Despite claiming he stood up to Trump, reports indicate Cook did more listening than influencing.
Tech leaders, including Apple’s Tim Cook, met with President Trump earlier this week to discuss technology’s role in making government more efficient, among other important topics.
An earlier meeting of tech CEOs occurred in December at Trump Tower, where President-elect Trump ran his transition operation. At the time, Cook said he chose to meet with Trump because he wanted to influence the incoming president.
“Personally, I’ve never found being on the sideline a successful place to be,” writes Cook. “The way that you influence these issues is to be in the arena. So whether it’s in this country, or the European Union, or in China or South America, we engage. And we engage when we agree and we engage when we disagree. I think it’s very important to do that because you don’t change things by just yelling. You change things by showing everyone why your way is the best. In many ways, it’s a debate of ideas.”
But on Monday, it appeared Cook did not do much debating. Despite telling reporters he told Trump his immigrations plans make tech employees “nervous,” numerous accounts have indicated that the tech leaders, including Cook, did more listening than influencing.

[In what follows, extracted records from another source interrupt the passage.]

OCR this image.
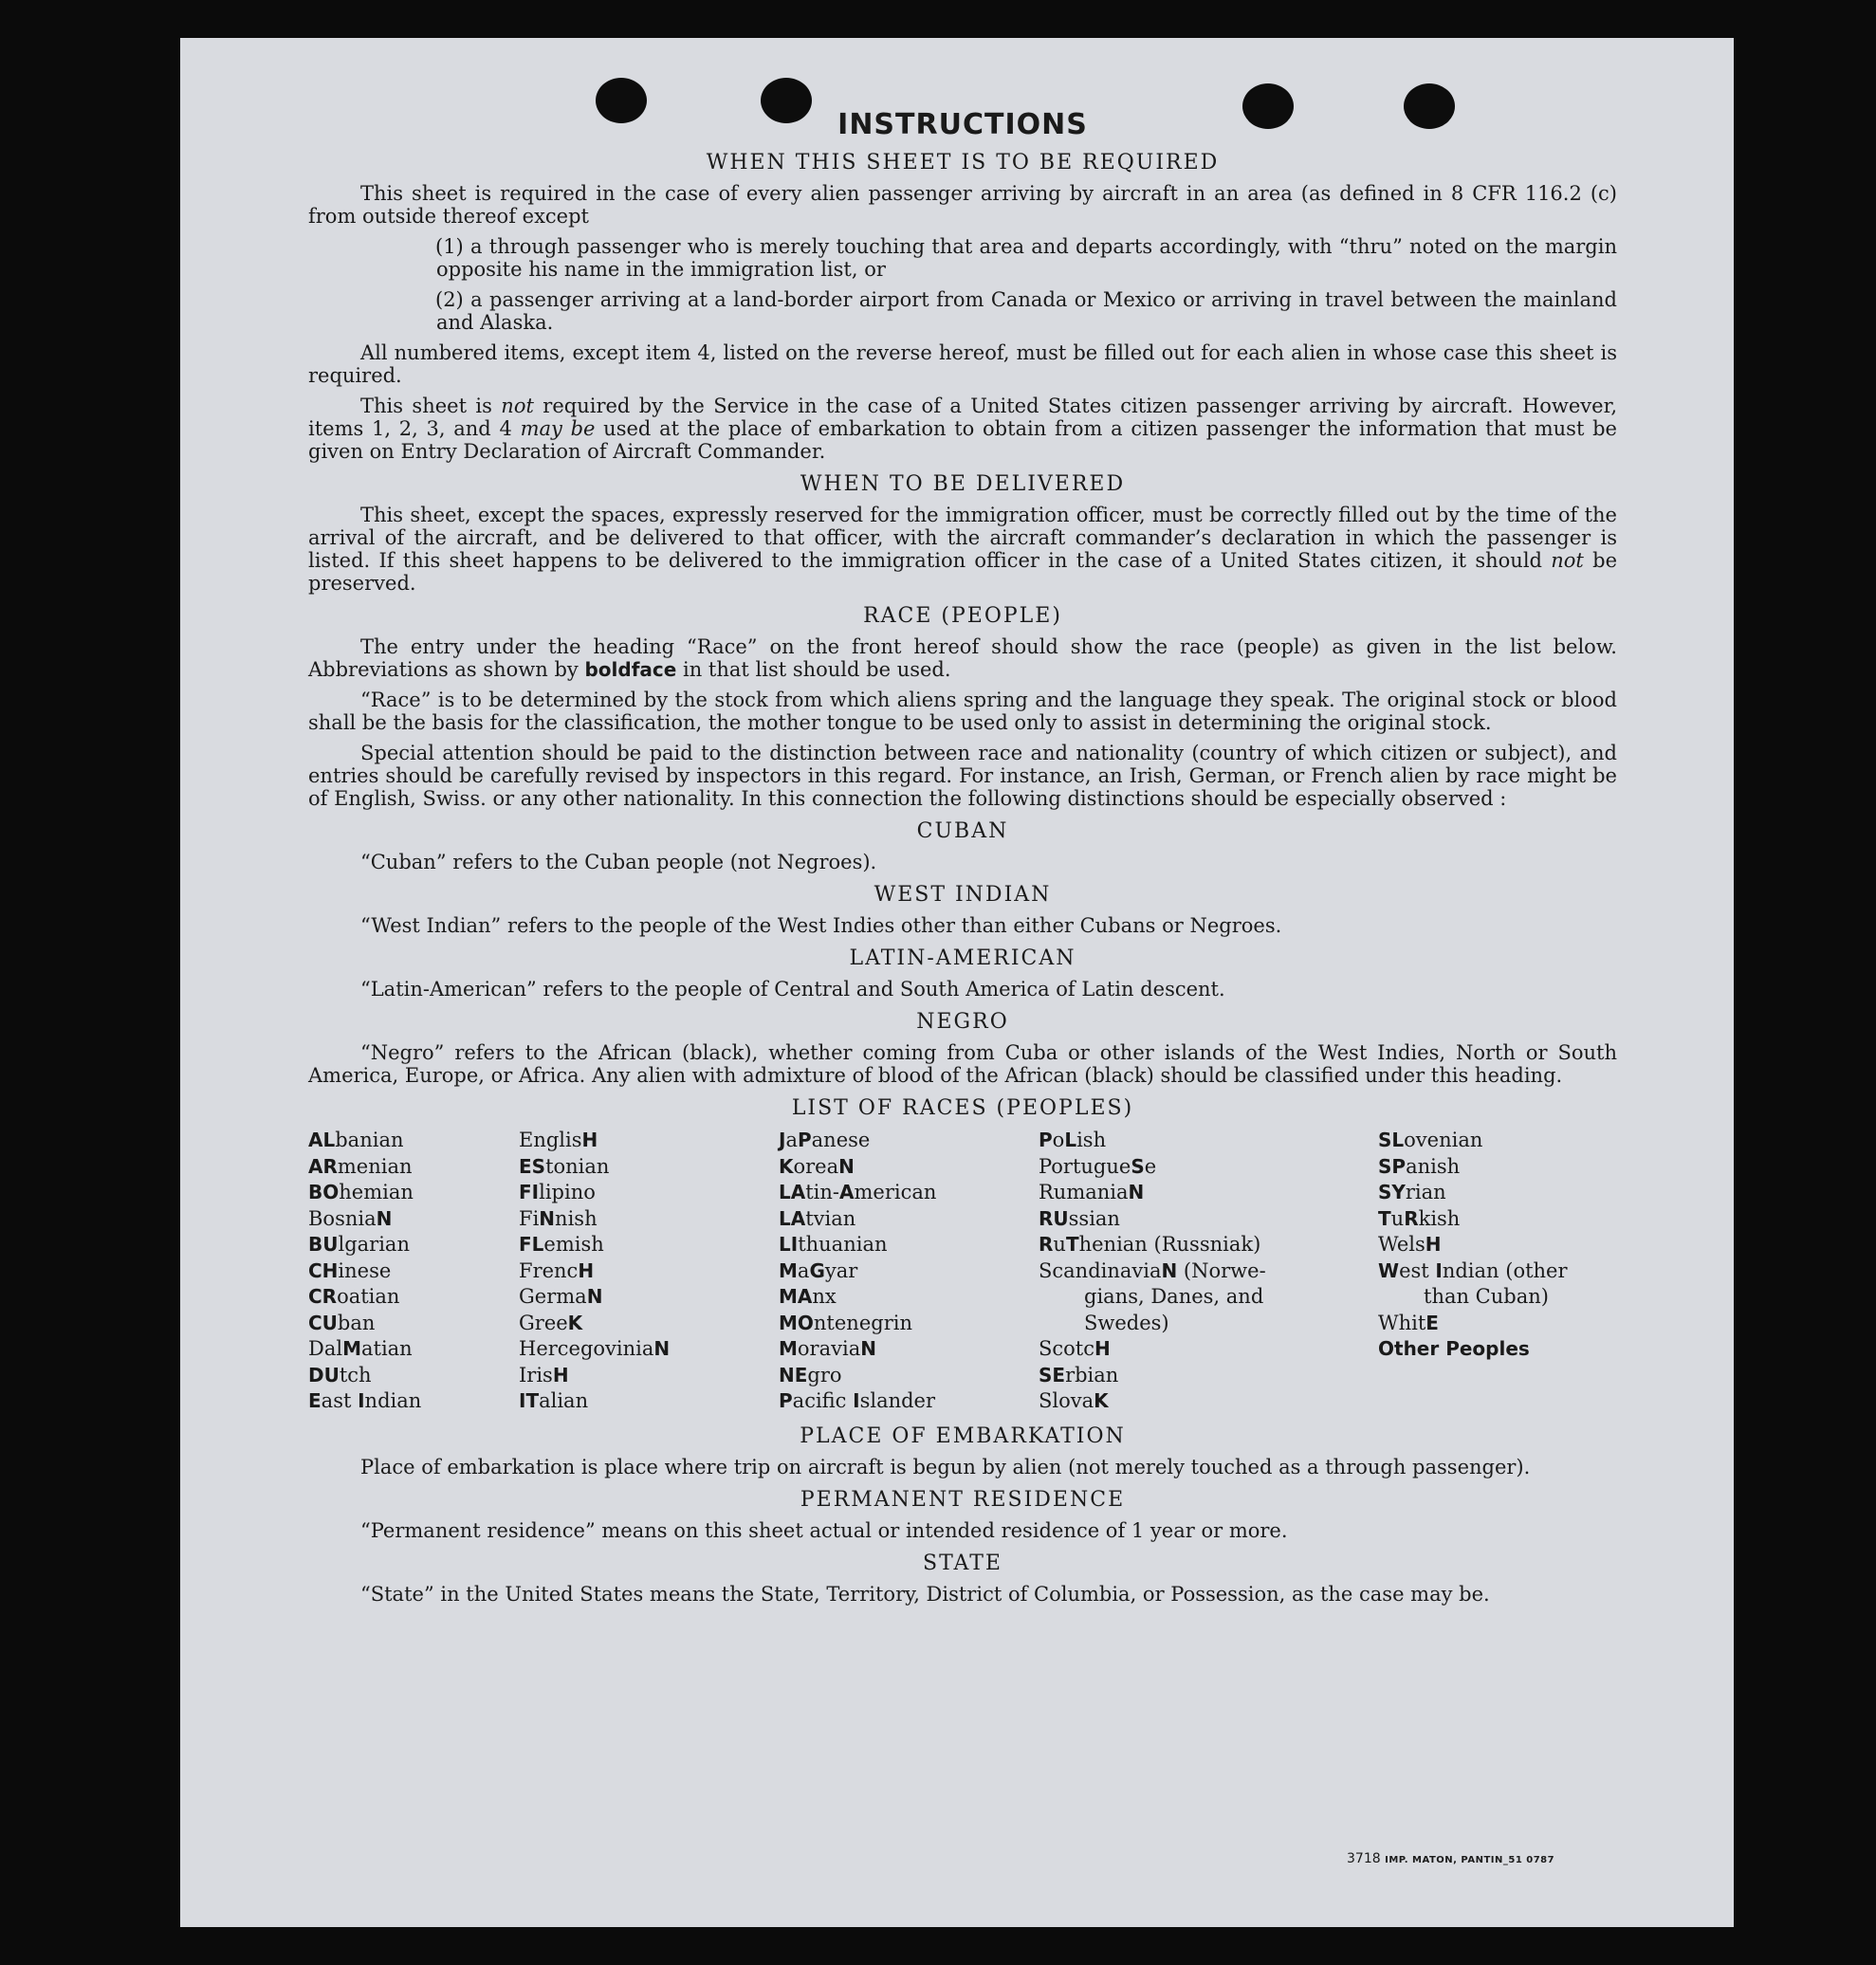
INSTRUCTIONS
WHEN THIS SHEET IS TO BE REQUIRED

This sheet is required in the case of every alien passenger arriving by aircraft in an area (as defined in 8 CFR 116.2 (c) from outside thereof except

(1) a through passenger who is merely touching that area and departs accordingly, with “thru” noted on the margin opposite his name in the immigration list, or

(2) a passenger arriving at a land-border airport from Canada or Mexico or arriving in travel between the mainland and Alaska.

All numbered items, except item 4, listed on the reverse hereof, must be filled out for each alien in whose case this sheet is required.

This sheet is not required by the Service in the case of a United States citizen passenger arriving by aircraft. However, items 1, 2, 3, and 4 may be used at the place of embarkation to obtain from a citizen passenger the information that must be given on Entry Declaration of Aircraft Commander.

WHEN TO BE DELIVERED

This sheet, except the spaces, expressly reserved for the immigration officer, must be correctly filled out by the time of the arrival of the aircraft, and be delivered to that officer, with the aircraft commander’s declaration in which the passenger is listed. If this sheet happens to be delivered to the immigration officer in the case of a United States citizen, it should not be preserved.

RACE (PEOPLE)

The entry under the heading “Race” on the front hereof should show the race (people) as given in the list below. Abbreviations as shown by boldface in that list should be used.

“Race” is to be determined by the stock from which aliens spring and the language they speak. The original stock or blood shall be the basis for the classification, the mother tongue to be used only to assist in determining the original stock.

Special attention should be paid to the distinction between race and nationality (country of which citizen or subject), and entries should be carefully revised by inspectors in this regard. For instance, an Irish, German, or French alien by race might be of English, Swiss. or any other nationality. In this connection the following distinctions should be especially observed :

CUBAN

“Cuban” refers to the Cuban people (not Negroes).

WEST INDIAN

“West Indian” refers to the people of the West Indies other than either Cubans or Negroes.

LATIN-AMERICAN

“Latin-American” refers to the people of Central and South America of Latin descent.

NEGRO

“Negro” refers to the African (black), whether coming from Cuba or other islands of the West Indies, North or South America, Europe, or Africa. Any alien with admixture of blood of the African (black) should be classified under this heading.

LIST OF RACES (PEOPLES)
ALbanian
ARmenian
BOhemian
BosniaN
BUlgarian
CHinese
CRoatian
CUban
DalMatian
DUtch
East Indian
EnglisH
EStonian
FIlipino
FiNnish
FLemish
FrencH
GermaN
GreeK
HercegoviniaN
IrisH
ITalian
JaPanese
KoreaN
LAtin-American
LAtvian
LIthuanian
MaGyar
MAnx
MOntenegrin
MoraviaN
NEgro
Pacific Islander
PoLish
PortugueSe
RumaniaN
RUssian
RuThenian (Russniak)
ScandinaviaN (Norwe-
gians, Danes, and
Swedes)
ScotcH
SErbian
SlovaK
SLovenian
SPanish
SYrian
TuRkish
WelsH
West Indian (other
than Cuban)
WhitE
Other Peoples
PLACE OF EMBARKATION

Place of embarkation is place where trip on aircraft is begun by alien (not merely touched as a through passenger).

PERMANENT RESIDENCE

“Permanent residence” means on this sheet actual or intended residence of 1 year or more.

STATE

“State” in the United States means the State, Territory, District of Columbia, or Possession, as the case may be.

3718 IMP. MATON, PANTIN_51 0787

Donald Trump’s CEOs are getting more listening practice than influence. The U.S. president loves to hobnob with corporate chiefs, but his meetings have been largely a one-way street. Executives can claim some impact on China policy but not yet on immigration, and they got stiffed on climate.
Cook’s attempts to cozy up to Trump since his win are well-documented, but patience among his supporters and employees is sure to wear thin sooner rather than later, particularly without any results.